Adding to the woes, a new $250 visa integrity fee is set to go into effect on October 1, 2025. The fee, part of President Trump’s signature tax and spending law, will be layered on top of existing visa fees and apply to most nonimmigrant visa applicants, including those from China, Mexico, and Brazil. The U.S. Travel Association has called it “a misguided junk fee” that will hike the upfront costs of visiting the U.S. by 130%—a tough pill to swallow for cities already feeling the sting of declining international visitors as they prepare for major events like the 2026 FIFA World Cup, America’s 250th birthday, and the 2028 Summer Olympics.

In response, tourism organizations across the U.S. are scrambling to win back Canadian visitors. Dave O’Donnell, vice president of strategic communications for Meet Boston, said, “Our international visitors were forecasted to grow by 15% in 2025 but are now forecast to drop by 10%.” Boston’s tourism board is planning winter campaigns and media missions to Mexico, the United Kingdom, and, tellingly, Canada, with an event in Toronto set for September.

Rochester, New York, just 90 minutes from the Canadian border, is feeling the pinch as well. Traditionally, 12% to 15% of its visitors come from Canada, but this year, more Canadians are choosing to stay home or travel elsewhere. Rachel Laber Pulvino, vice president of communications for Monroe County’s tourism agency, said the city has shifted to a “softer” approach, including a “Dear Canada” campaign. “It is essentially a love letter to our neighbors to the north. Our message is simple: When you’re ready, we will be here,” she explained.

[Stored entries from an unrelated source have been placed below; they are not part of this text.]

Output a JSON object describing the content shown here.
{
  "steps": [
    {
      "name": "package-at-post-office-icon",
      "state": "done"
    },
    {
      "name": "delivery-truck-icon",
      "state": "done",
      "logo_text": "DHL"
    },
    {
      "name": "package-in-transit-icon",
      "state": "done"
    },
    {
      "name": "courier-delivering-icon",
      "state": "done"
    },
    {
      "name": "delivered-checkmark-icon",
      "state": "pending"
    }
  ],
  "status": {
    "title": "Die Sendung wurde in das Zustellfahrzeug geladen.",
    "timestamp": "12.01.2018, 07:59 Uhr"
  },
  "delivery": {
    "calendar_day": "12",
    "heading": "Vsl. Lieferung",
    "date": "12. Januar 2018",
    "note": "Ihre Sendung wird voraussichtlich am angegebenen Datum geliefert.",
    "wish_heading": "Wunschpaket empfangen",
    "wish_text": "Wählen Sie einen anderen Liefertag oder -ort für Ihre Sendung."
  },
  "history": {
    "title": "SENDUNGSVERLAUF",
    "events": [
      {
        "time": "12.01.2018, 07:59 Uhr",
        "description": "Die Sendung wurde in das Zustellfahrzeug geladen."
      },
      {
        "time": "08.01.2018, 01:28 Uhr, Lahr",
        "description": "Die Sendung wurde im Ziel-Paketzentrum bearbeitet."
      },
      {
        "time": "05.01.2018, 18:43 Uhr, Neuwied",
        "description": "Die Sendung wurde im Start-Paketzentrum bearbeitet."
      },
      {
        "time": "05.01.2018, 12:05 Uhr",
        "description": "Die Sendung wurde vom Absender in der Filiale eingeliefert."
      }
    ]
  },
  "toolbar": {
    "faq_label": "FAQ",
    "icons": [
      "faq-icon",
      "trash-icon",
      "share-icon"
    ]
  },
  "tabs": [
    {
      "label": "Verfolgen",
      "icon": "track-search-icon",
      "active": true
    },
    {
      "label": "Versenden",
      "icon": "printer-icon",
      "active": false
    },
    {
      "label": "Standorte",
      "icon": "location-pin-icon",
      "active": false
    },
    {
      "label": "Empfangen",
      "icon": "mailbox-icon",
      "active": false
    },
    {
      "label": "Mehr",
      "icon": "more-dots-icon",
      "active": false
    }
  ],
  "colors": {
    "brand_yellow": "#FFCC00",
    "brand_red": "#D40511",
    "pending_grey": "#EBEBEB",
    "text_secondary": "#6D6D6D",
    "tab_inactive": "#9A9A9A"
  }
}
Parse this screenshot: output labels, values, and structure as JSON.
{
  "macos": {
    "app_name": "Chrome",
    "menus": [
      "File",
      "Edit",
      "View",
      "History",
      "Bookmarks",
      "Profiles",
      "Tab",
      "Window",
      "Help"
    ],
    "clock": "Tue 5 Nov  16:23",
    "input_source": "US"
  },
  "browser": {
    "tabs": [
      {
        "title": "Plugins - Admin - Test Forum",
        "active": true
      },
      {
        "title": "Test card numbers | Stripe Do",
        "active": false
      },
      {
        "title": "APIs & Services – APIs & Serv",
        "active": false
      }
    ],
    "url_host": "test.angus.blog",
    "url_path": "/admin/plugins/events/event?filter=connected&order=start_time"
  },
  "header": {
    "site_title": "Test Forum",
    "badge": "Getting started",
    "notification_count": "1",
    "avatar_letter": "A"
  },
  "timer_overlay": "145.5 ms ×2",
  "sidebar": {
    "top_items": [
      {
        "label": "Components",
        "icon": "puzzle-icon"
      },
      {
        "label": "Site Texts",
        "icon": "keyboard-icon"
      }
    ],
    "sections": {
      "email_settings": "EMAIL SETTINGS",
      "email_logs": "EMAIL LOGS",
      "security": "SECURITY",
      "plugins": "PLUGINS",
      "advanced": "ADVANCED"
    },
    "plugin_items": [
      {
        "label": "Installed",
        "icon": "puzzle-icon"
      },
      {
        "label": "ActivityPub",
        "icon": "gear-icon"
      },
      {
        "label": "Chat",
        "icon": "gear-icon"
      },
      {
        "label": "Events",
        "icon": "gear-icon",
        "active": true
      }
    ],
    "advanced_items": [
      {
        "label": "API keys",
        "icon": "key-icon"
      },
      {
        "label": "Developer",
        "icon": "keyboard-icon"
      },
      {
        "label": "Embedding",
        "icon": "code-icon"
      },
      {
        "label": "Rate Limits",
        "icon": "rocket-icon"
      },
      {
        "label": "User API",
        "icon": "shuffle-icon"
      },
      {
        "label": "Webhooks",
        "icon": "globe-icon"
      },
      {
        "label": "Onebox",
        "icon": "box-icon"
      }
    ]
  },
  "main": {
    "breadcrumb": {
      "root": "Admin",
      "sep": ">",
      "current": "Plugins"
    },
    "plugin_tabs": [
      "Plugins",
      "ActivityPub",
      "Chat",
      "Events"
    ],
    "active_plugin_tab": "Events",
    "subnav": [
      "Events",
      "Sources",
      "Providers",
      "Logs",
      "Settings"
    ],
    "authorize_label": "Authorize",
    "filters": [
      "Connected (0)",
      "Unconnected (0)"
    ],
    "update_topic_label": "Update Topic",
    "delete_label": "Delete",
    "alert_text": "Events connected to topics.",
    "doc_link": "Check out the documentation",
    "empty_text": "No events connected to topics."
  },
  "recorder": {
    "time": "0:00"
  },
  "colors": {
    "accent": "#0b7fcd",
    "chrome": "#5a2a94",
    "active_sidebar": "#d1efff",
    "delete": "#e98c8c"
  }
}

The impact is especially acute in northern cities. Canadian visits to the U.S. in 2024 totaled 20.4 million, but 2025 is seeing steep declines, particularly in Seattle (down 27%), Portland (18%), and Detroit (17%). Michael Woody, chief strategy officer for Visit Seattle, remarked, “We typically like to be at the top of lists, but not this one.” Still, he noted that Seattle is enjoying a strong summer thanks to domestic visitors and a robust cruise season.

Florida, on the other hand, is bucking the trend—at least on the surface. Visit Florida Research estimates that 34.4 million visitors traveled to the Sunshine State in the second quarter of 2025, up 5% from the previous year. But even there, Canadian visitors dropped 20% year over year. In the Palm Beaches, international visitation rose 2.56% in the first half of 2025, with growth from markets like Brazil, the U.K., Germany, and Colombia offsetting a 4.4% dip in Canadian visitors. Milton Segarra, CEO of Discover the Palm Beaches, credited the uptick to new tourism offerings and “the global spotlight as President Trump’s selected home base.”

For now, the cross-border relationship between Canada and the U.S. is a study in contradictions. Canadians may be voting with their wallets—both in what they buy and where they travel—but when it comes to investing, they’re still betting big on America. The story of 2025 is one of economic pragmatism colliding with political protest, with both countries learning that, sometimes, money moves in mysterious ways.